Technically resets are never needed, but even veteran players will find they've missed the consequences of an action that causes the wrong kind of cascade. The resets are a kindness.
For the most part, the game is very forthcoming with its information, but there are a few screens where you can't quite be sure what a weapon does if you've forgotten or rare instances where you're unsure if a weapon will affect some targets the way you want until it's too late. The AI at times seems to make self-destructive decisions, although you may find these a relief and fitting the theme of the enemy's insect-level intellect. And with all the breadth of tactical choices and squad builds, some may be disappointed that the game seems to focus more on achievements than an over-arching campaign. Win or lose, you can carry over one pilot to the next game with their experience level intact, but beyond some parting words from each of your surviving pilots, winning just plops you back into the game start screen, no pilot-specific endings, nor any cumulative story beyond the snippets adding up to a better understanding of the characters and their situation. Apart from a few secrets, you don't seem to build up a lasting sense of accomplishment, but the fact that you can beat it a few times (like we have on Normal difficulty - hard is relatively brutal) yet still have fun with all these interlocking parts is testament to the game's solid design.
As you unlock mechs you'll also notice you can create your own squad, casting off whatever balance the provided squads offer. With each unique pilot rescued you're also able to set them as one of your starting pilots. With 50 coins to earn, you'll find there's a lot to do (some achievements are much easier than others). You're able to save your progress at any point, though in rogueish fashion you'll have to start from scratch if you don't like the way things are going, and losing on one island is game over, no reloads. It's important to understand that that sometimes you may find yourself in an unwinnable situation, either due to attrition or just a bad combination of circumstances; despite the puzzle feel, there is still some degree of chaos in all of it that the more meticulous need to be aware of.
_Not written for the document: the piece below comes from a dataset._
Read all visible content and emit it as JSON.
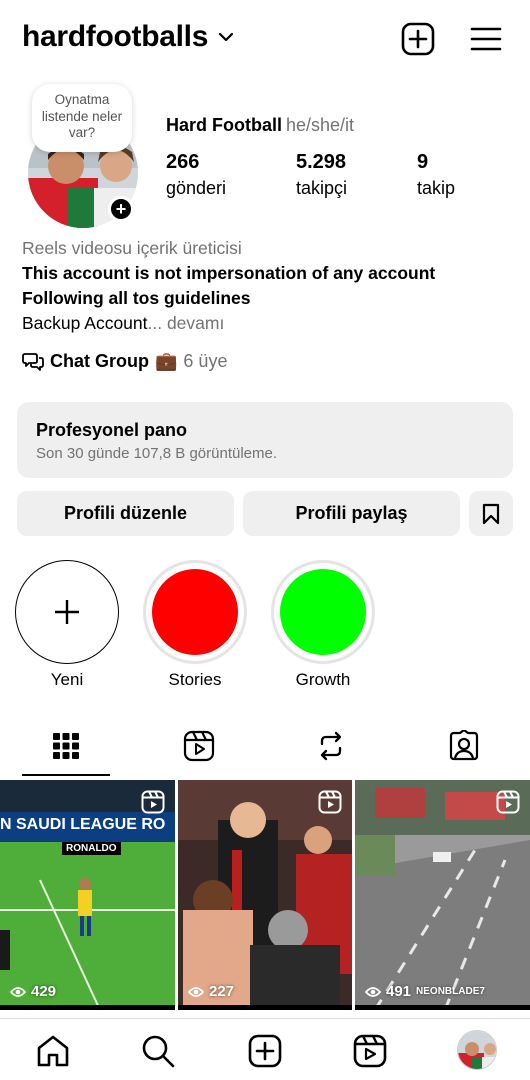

And tangential to that feeling you may have that there should be more to it, a successful campaign doesn't actually take all that long to complete. The game's good moments reside in the midst of a challenging situation, lending to a more pick-up-and-play feel than something with all-consuming, long-term depth. Given how quickly things can fall apart, perhaps this less heavily time-invested design is for the best.
If the above sounds at all intriguing, you should take the plunge, even if the lack of a large, ever-building campaign discourages you. There are so many ways to tackle each game, so many tactical options and choices, that it manages to remain a fun toy to play with whether or not you're interested in hunting for unlocks or just like the clash of huge robots and giant insects. The weight of all the individual elements of Into The Breach makes for a tremendous potential for variations. Beating the game is hardly the end.